DNC v. FEC

The Post reports today:

The Democratic National Committee announced today it will file a lawsuit in U.S. District Court Monday to force Sen. John McCain to stay in the public financing system until he formally accepts the Republican presidential nomination in September.

The lawsuit asks the Court to compel the FEC to conduct an investigation into McCain’s decision to unilaterally withdraw from the public financing system, and, should the FEC continue to fail to do so, to allow the DNC to sue McCain directly for disobeying campaign finance laws.

. . .

The complaint faces some significant hurdles. For one, the FEC is hamstrung from dealing with the complex legal issues by a shortage of commissioners — four of six seats are vacant pending senate confirmations — and each additional step in the suit would drag out the process. So long as it remains unresolved, McCain will be able to continue to spend above the primary limits.

Then there is the McCain campaign’s argument — crafted by the candidate’s lawyer, a former FEC chairman — that public financing is voluntary, and McCain had every right to withdraw from the system when it became clear the campaign wouldn’t need federal matching money.

. . .

DNC General Counsel Joe Sandler said he believes McCain’s decision to backstop a critical bank loan with the promise to use public funds as collateral, if necessary, was the decision that locked McCain into the public system.

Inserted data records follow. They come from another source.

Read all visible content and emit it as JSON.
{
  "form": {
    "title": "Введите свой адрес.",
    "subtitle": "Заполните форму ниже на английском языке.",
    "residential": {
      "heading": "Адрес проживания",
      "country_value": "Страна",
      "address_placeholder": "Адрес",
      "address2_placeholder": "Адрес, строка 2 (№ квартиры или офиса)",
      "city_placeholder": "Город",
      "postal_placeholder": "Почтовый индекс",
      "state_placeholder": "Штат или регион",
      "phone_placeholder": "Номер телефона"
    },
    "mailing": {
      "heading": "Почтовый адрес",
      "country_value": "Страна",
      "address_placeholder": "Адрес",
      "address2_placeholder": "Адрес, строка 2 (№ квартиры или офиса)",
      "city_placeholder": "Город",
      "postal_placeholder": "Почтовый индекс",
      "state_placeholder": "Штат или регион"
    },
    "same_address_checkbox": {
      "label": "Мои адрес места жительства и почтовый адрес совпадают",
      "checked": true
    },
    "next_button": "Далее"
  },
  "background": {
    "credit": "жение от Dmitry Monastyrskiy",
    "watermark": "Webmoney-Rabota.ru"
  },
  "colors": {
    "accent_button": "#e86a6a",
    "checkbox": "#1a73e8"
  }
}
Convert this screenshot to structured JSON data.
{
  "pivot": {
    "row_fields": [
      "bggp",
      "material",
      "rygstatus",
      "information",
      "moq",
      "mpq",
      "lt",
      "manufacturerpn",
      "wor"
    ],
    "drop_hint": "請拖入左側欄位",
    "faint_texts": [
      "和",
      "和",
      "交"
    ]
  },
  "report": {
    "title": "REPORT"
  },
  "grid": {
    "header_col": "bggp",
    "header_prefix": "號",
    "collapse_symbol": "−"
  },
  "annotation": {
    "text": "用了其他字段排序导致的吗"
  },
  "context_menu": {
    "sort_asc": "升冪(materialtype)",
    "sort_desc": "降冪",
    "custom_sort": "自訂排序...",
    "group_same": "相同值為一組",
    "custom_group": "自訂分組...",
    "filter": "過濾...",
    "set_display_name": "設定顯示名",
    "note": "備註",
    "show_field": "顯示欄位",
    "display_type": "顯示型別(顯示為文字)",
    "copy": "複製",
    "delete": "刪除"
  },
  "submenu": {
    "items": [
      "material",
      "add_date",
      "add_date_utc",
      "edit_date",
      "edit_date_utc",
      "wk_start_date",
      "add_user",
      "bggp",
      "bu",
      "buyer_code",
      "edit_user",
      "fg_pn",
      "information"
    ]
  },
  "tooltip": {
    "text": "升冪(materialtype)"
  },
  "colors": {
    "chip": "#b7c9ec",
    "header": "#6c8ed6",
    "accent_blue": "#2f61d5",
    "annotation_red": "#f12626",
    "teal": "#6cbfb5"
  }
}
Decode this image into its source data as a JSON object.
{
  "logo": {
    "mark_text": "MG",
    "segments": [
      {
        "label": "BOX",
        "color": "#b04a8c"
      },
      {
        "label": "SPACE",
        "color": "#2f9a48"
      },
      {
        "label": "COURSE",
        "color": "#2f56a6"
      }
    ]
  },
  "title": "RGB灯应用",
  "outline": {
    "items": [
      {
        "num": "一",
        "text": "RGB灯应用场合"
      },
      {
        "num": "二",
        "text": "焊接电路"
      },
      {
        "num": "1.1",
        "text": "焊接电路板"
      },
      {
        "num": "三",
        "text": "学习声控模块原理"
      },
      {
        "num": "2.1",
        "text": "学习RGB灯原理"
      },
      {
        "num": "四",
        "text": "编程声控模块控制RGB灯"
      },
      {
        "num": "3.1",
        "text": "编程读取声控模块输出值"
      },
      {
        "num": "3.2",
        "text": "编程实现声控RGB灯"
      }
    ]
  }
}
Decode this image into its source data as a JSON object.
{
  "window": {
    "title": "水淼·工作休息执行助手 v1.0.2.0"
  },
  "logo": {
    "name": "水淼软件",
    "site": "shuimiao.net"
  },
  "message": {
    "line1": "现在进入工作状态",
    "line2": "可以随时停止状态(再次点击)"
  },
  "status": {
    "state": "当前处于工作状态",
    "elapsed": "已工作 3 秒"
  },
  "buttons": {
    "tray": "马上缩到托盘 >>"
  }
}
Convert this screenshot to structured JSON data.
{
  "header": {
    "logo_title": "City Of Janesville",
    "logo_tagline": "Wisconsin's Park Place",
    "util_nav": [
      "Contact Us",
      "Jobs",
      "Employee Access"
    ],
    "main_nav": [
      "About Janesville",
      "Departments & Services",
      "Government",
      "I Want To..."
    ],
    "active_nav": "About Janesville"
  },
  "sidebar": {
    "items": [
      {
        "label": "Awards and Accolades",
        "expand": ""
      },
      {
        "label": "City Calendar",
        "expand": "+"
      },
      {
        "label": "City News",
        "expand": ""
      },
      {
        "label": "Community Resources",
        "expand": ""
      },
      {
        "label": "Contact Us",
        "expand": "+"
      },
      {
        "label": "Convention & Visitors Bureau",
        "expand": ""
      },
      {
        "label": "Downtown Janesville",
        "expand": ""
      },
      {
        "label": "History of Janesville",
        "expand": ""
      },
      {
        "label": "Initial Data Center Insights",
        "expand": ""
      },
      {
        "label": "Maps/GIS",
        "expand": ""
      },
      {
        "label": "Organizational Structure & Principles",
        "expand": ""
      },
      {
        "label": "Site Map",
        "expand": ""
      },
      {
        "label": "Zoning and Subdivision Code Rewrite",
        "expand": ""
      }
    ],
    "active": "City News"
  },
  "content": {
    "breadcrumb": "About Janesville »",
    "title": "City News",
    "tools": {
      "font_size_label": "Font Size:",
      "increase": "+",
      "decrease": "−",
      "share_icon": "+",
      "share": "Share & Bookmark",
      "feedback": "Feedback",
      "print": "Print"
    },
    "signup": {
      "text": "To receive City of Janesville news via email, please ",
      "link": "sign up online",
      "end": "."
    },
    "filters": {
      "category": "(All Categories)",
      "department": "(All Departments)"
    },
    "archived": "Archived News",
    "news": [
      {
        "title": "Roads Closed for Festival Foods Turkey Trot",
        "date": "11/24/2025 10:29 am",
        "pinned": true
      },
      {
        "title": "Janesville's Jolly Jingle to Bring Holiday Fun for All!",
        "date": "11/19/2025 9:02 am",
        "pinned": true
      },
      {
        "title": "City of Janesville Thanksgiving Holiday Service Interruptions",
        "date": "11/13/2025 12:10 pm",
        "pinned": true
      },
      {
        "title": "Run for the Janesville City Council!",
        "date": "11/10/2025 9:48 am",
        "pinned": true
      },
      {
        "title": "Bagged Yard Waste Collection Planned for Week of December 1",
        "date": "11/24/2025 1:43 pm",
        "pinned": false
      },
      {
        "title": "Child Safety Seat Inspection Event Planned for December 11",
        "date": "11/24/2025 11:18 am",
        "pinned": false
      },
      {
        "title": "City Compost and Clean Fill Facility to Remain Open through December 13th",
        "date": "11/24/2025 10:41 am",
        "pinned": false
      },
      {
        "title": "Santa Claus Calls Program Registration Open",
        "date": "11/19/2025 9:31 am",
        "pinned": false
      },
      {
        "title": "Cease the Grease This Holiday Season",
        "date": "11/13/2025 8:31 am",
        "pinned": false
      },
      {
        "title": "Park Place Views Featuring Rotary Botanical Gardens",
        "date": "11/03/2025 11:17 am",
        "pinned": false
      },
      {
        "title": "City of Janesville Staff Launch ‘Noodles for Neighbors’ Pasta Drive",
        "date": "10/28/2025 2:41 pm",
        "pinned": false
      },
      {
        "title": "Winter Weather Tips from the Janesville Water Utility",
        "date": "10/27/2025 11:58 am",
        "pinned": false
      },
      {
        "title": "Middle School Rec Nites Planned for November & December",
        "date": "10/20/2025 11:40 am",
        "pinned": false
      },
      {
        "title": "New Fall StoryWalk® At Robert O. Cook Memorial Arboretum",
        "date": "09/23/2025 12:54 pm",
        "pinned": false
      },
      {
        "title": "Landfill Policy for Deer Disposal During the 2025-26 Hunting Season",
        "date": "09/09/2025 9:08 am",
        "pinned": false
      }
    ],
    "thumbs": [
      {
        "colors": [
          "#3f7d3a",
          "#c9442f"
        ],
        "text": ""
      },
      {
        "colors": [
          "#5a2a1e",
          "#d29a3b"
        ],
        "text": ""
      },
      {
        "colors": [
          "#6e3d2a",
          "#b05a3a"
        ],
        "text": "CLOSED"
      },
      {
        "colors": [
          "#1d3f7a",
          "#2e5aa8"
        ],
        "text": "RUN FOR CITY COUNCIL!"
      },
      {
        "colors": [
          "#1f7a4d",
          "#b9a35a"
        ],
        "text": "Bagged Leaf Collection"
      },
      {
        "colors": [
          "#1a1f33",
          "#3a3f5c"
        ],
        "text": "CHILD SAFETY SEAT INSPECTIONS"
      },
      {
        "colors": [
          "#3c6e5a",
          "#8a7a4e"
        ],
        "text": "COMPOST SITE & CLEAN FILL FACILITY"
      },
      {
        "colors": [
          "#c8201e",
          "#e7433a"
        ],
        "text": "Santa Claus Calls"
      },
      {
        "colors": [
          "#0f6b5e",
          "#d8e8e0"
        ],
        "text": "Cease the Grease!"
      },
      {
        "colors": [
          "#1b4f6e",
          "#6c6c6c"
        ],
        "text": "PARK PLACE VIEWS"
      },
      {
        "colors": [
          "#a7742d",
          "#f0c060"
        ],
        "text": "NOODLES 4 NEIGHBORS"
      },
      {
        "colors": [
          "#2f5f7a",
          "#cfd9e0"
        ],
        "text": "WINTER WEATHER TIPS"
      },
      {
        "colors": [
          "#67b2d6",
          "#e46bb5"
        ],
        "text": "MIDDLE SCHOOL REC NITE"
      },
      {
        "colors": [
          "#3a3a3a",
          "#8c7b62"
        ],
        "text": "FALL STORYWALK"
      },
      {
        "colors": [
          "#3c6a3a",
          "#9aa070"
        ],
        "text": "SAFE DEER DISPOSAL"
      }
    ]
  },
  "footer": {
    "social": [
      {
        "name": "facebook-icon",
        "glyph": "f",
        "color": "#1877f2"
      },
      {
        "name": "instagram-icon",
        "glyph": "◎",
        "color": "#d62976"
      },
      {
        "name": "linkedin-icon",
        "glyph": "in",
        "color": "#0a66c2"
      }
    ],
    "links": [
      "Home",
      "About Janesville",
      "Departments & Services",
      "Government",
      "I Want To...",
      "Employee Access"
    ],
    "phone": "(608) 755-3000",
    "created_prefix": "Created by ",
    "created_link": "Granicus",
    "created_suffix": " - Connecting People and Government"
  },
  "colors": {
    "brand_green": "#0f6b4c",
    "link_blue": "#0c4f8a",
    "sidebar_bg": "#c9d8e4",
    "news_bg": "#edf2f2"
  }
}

Assuming the FEC remains unable to resolve that question, Sandler said, the court will have to step in and resolve it. The soonest that could happen, Sandler said, would be sometime in June.

Republican National Committee spokesman Alex Conant called the pending suit “total nonsense.”

“It is now clear that the trial-lawyer Democrats’ idea of campaigning for President is to hire lawyers and file frivolous lawsuits. It’s unfortunate the DNC is now trying to drag the federal courts into their circus as well,” he said in a statement. “As for the lawsuit itself, it is clearly without merit and filed only for public relations purposes. The FEC’s own regulations provide that the Commission must be given 120 days to review any complaint before they may be sued in court. It has only been 49 days since the DNC’s initial meritless complaint to the Commission was filed, and thus we expect this lawsuit to be thrown out at the first opportunity.”

. . .

437g(a)(8)

What are options when you file a complaint and the Commission fails to act? 2 U.S.C. 437g(a)(8) provides:

 

(A) Any party aggrieved by an order of the Commission dismissing a complaint filed by such party under paragraph (1), or by a failure of the Commission to act on such complaint during the 120-day period beginning on the date the complaint is filed, may file a petition with the United States District Court for the District of Columbia.
(B) Any petition under subparagraph (A) shall be filed, in the case of a dismissal of a complaint by the Commission, within 60 days after the date of the dismissal.
(C) In any proceeding under this paragraph the court may declare that the dismissal of the complaint or the failure to act is contrary to law, and may direct the Commission to conform with such declaration within 30 days, failing which the complainant may bring, in the name of such complainant, a civil action to remedy the violation involved in the original complaint.